Does the description clarify parameter syntax, constraints, interactions, or defaults beyond what the schema provides?

Schema description coverage is 100%, so the schema already documents all four parameters thoroughly. The description adds no additional parameter information beyond what's in the schema, maintaining the baseline score of 3 for high schema coverage.

Input schemas describe structure but not intent. Descriptions should explain non-obvious parameter relationships and valid value ranges.

Purpose5/5

Does the description clearly state what the tool does and how it differs from similar tools?

The description clearly states the specific action ('write or update a file'), the target resource ('in the project sandbox'), and includes a behavioral detail ('creates parent directories automatically'). It distinguishes itself from sibling tools like 'read_file' by specifying a write operation rather than a read operation.
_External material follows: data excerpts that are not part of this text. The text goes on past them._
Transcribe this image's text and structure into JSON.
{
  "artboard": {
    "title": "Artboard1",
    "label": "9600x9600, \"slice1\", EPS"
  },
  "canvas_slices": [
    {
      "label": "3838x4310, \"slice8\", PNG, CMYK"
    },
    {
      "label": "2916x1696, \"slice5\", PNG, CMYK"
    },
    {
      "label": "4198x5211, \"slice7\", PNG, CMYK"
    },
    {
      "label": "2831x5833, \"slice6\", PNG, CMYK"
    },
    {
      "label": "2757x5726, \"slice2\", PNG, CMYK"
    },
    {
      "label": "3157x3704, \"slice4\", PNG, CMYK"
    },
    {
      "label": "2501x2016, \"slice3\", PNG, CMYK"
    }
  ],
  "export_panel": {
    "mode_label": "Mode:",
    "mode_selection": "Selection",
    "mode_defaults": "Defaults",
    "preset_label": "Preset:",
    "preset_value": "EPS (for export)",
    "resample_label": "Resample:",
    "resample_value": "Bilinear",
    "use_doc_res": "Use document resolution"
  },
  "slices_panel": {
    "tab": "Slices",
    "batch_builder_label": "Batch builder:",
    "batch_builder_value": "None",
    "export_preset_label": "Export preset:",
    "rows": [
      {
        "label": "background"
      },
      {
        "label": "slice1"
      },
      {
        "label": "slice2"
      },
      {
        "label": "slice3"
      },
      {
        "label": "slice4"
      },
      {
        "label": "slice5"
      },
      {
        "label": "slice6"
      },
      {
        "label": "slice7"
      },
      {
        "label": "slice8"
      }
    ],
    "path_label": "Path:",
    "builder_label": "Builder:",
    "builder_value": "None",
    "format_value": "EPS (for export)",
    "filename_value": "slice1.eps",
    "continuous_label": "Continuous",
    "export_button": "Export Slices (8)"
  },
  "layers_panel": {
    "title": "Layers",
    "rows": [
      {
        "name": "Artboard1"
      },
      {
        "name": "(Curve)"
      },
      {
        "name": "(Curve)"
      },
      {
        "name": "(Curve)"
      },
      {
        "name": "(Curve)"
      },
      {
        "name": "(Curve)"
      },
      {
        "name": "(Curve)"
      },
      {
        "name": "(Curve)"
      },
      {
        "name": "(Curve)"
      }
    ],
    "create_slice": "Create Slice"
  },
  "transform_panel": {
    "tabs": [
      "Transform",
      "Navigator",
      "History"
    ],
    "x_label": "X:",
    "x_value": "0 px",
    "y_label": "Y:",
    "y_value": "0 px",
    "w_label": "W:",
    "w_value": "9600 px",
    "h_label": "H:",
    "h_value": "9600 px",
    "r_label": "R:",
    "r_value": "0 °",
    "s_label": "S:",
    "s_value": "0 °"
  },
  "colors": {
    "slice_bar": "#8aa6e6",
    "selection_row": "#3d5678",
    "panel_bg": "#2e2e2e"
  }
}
Agents choose between tools based on descriptions. A clear purpose with a specific verb and resource helps agents select the right tool.

Usage Guidelines3/5

Does the description explain when to use this tool, when not to, or what alternatives exist?

The description implies usage for file writing/updating in a project context, but provides no explicit guidance on when to use this tool versus alternatives like 'generate_code' or 'run_command'. It mentions the sandbox environment but doesn't clarify prerequisites or exclusions.

Agents often have multiple tools that could apply. Explicit usage guidance like "use X instead of Y when Z" prevents misuse.